Alexandra Lange
Architecture & design critic

Exposing the messy, technologized, and undervalued nature of reproductive labor

Ani Liu, Untitled (feeding through space and time). Photo by Celeste Sloman

Messy coils of plastic tubing sprawl across the gallery’s concrete floor. The liquid inside—opaque, white with a yellowish tinge—pulses once, twice, and the eye tracks its progress thanks to the air bubbles cycling through the loops. Could that be … milk? Follow the tubing back to an unassuming rectangular box. If it is milk, a panicked brain might ask, where is the mother?

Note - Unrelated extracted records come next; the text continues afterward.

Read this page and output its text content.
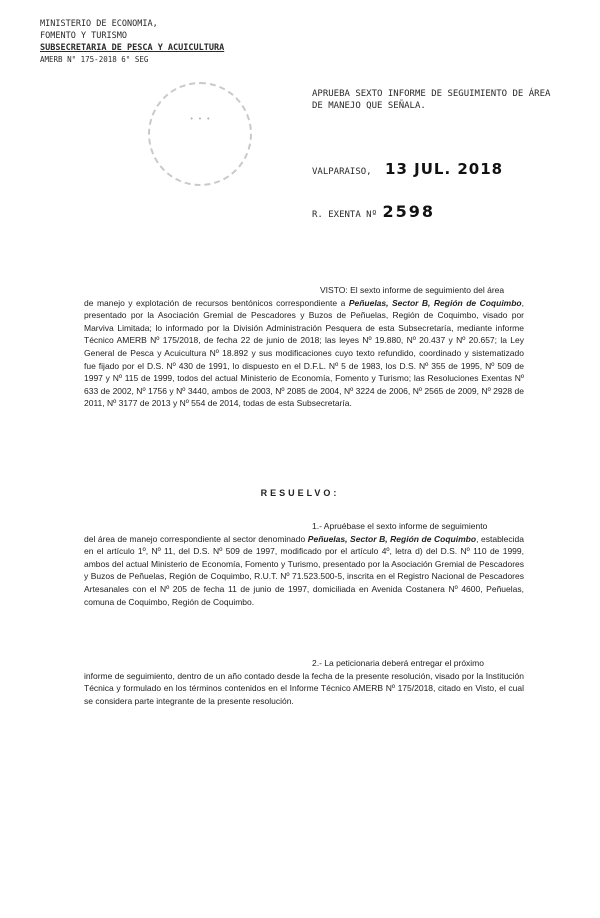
MINISTERIO DE ECONOMIA,
FOMENTO Y TURISMO
SUBSECRETARIA DE PESCA Y ACUICULTURA
AMERB N° 175-2018 6° SEG
• • •
APRUEBA SEXTO INFORME DE SEGUIMIENTO DE ÁREA DE MANEJO QUE SEÑALA.
VALPARAISO, 13 JUL. 2018
R. EXENTA Nº 2598
VISTO: El sexto informe de seguimiento del área
de manejo y explotación de recursos bentónicos correspondiente a Peñuelas, Sector B, Región de Coquimbo, presentado por la Asociación Gremial de Pescadores y Buzos de Peñuelas, Región de Coquimbo, visado por Marviva Limitada; lo informado por la División Administración Pesquera de esta Subsecretaría, mediante informe Técnico AMERB Nº 175/2018, de fecha 22 de junio de 2018; las leyes Nº 19.880, Nº 20.437 y Nº 20.657; la Ley General de Pesca y Acuicultura Nº 18.892 y sus modificaciones cuyo texto refundido, coordinado y sistematizado fue fijado por el D.S. Nº 430 de 1991, lo dispuesto en el D.F.L. Nº 5 de 1983, los D.S. Nº 355 de 1995, Nº 509 de 1997 y Nº 115 de 1999, todos del actual Ministerio de Economía, Fomento y Turismo; las Resoluciones Exentas Nº 633 de 2002, Nº 1756 y Nº 3440, ambos de 2003, Nº 2085 de 2004, Nº 3224 de 2006, Nº 2565 de 2009, Nº 2928 de 2011, Nº 3177 de 2013 y Nº 554 de 2014, todas de esta Subsecretaría.
RESUELVO:
1.- Apruébase el sexto informe de seguimiento
del área de manejo correspondiente al sector denominado Peñuelas, Sector B, Región de Coquimbo, establecida en el artículo 1º, Nº 11, del D.S. Nº 509 de 1997, modificado por el artículo 4º, letra d) del D.S. Nº 110 de 1999, ambos del actual Ministerio de Economía, Fomento y Turismo, presentado por la Asociación Gremial de Pescadores y Buzos de Peñuelas, Región de Coquimbo, R.U.T. Nº 71.523.500-5, inscrita en el Registro Nacional de Pescadores Artesanales con el Nº 205 de fecha 11 de junio de 1997, domiciliada en Avenida Costanera Nº 4600, Peñuelas, comuna de Coquimbo, Región de Coquimbo.
2.- La peticionaria deberá entregar el próximo
informe de seguimiento, dentro de un año contado desde la fecha de la presente resolución, visado por la Institución Técnica y formulado en los términos contenidos en el Informe Técnico AMERB Nº 175/2018, citado en Visto, el cual se considera parte integrante de la presente resolución.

At this moment the mother, artist Ani Liu, is standing by the door of the pocket-­size Cuchifritos Gallery + Project Space in Lower Manhattan, wrapped in a tie-dyed T-shirt dress for tonight’s opening of her solo exhibition, “Ecologies of Care.” But she has also sat, pumping milk, in the broom closet next to her classroom at the University of Pennsylvania; in her basement studio in Queens; on trains and in cars. The volume of milk circulating through Untitled (pumping) and Untitled (feeding through space and time) represents a week of such sessions, or 5.85 gallons—some of the invisible labor of motherhood. It also represents modern breastfeeding technology—specifically, the Spectra pump that allowed Liu the alleged freedom to return to the workplace just weeks after having her first child. After headlines about a national formula shortage earlier this year, the liquid seems even more precious.